Après avoir plaidé coupable à toutes les accusations qui pesaient sur lui, hier, Charles-Michel Vézina, considéré comme un virtuose en fabrication d'armes à feu, s'est dit prêt à montrer les rudiments du métier aux policiers de la Sûreté du Québec.

«Ils m'ont demandé si je pourrais identifier des pièces ou même aider», a expliqué M. Vézina, avant de dire qu'il était d'accord. Il faisait alors allusion aux armes, aux répliques et aux silencieux ainsi qu'aux mille et une pièces d'armes qui ont été trouvées chez lui ou dans ses «petits entrepôts», lors de perquisitions cette semaine. Normalement, les objets illégaux saisis sont détruits. Mais dans le cas présent, les policiers de la SQ voudraient bien les conserver pour un temps, dans un but éducatif. C'est ce qu'a fait valoir le procureur de la Couronne Antoine Piché, hier, à la fin de l'audience. Celui qu'on surnommait «l'armurier des Hells» n'y voit pas d'inconvénient. À 61 ans, il dit qu'il n'a pas «le goût de mourir en prison». La juge Hélène Morin a bien expliqué à M. Vézina, qui se représente lui-même, que la peine minimale dans son cas est de cinq ans de prison. Alors c'est ce qu'il demande: cinq ans. Les observations sur la peine ont été remises au 12 janvier.

 

Sa femme est libérée

L'empressement de M. Vézina à plaider coupable, deux jours seulement après son arrestation, devrait bénéficier à sa femme, Huguette Cadorette, arrêtée en même temps que lui. Celle-ci a été mise en liberté, hier, et elle sera vraisemblablement acquittée. C'est M. Vézina lui-même qui a fait cette proposition à la Couronne.

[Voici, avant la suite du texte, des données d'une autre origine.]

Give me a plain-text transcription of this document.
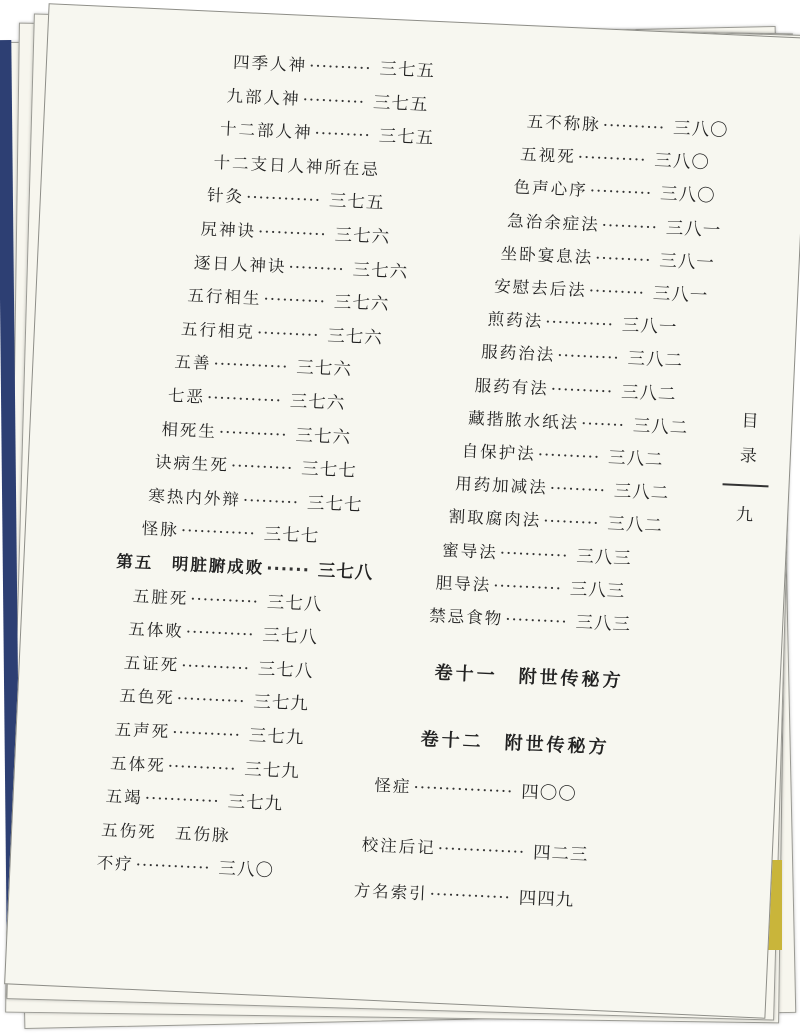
四季人神 ·········· 三七五
九部人神 ·········· 三七五
十二部人神 ········· 三七五
十二支日人神所在忌
针灸 ············ 三七五
尻神诀 ··········· 三七六
逐日人神诀 ········· 三七六
五行相生 ·········· 三七六
五行相克 ·········· 三七六
五善 ············ 三七六
七恶 ············ 三七六
相死生 ··········· 三七六
诀病生死 ·········· 三七七
寒热内外辩 ········· 三七七
怪脉 ············ 三七七
第五　明脏腑成败 ······ 三七八
五脏死 ··········· 三七八
五体败 ··········· 三七八
五证死 ··········· 三七八
五色死 ··········· 三七九
五声死 ··········· 三七九
五体死 ··········· 三七九
五竭 ············ 三七九
五伤死　五伤脉
不疗 ············ 三八〇
五不称脉 ·········· 三八〇
五视死 ··········· 三八〇
色声心序 ·········· 三八〇
急治余症法 ········· 三八一
坐卧宴息法 ········· 三八一
安慰去后法 ········· 三八一
煎药法 ··········· 三八一
服药治法 ·········· 三八二
服药有法 ·········· 三八二
藏揩脓水纸法 ······· 三八二
自保护法 ·········· 三八二
用药加减法 ········· 三八二
割取腐肉法 ········· 三八二
蜜导法 ··········· 三八三
胆导法 ··········· 三八三
禁忌食物 ·········· 三八三
卷十一　附世传秘方
卷十二　附世传秘方
怪症 ················ 四〇〇
校注后记 ·············· 四二三
方名索引 ············· 四四九
目
录
九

Rappelons que l'arrestation de M. Vézina, mercredi, était l'aboutissement d'une enquête amorcée en janvier dernier par la Sûreté du Québec à la suite de renseignements reçus du Bureau of Alcohol, Tobacco, Firearms and Explosives des États-Unis. En fait, M. Vézina avait attiré l'attention sur lui en achetant beaucoup de pièces d'armes à feu, ainsi que par sa grande connaissance du domaine et des règles les régissant dans différents pays.

Les policiers ont tissé un filet pour le coincer. Ce n'était pas facile, car M. Vézina exécutait toutes sortes de manoeuvres de contre-filature quand il sortait de chez lui. La SQ a donc installé un système de localisation GPS sous sa voiture, à son insu, ce qui a permis de le suivre à la trace pendant plusieurs mois et de prendre note de ses activités. Le 5 décembre, toutefois, la voiture a eu un bris, et le garagiste a découvert l'appareil. M. Vézina a d'abord cru à une bombe, et il a eu peur. Puis, il a compris que c'était un GPS, de toute évidence posé par la police, et que celle-ci était à ses trousses. Il a loué une voiture, a vidé un entrepôt et déplacé des objets. Depuis son arrestation, il aurait toutefois révélé toutes ses cachettes.

Deux condamnations

M. Vézina avait déjà été condamné deux fois dans le passé pour la fabrication d'armes. En 1998, il avait écopé de 34 mois pour la vente d'armes prohibées. Une fois sorti de prison, il a récidivé. En 2001, il a plaidé coupable en plein milieu de son procès et a écopé de 63 mois. Il est sorti de prison trois ans plus tard. On lui avait imposé une interdiction à vie de se trouver en possession d'armes ou de répliques d'armes. «C'est pour ça que je plaide coupable», a dit M. Vézina, hier. C'est lui qui a fabriqué les armes qui ont servi aux attentats contre le syndicaliste André (Dédé) Desjardins et le journaliste Michel Auger.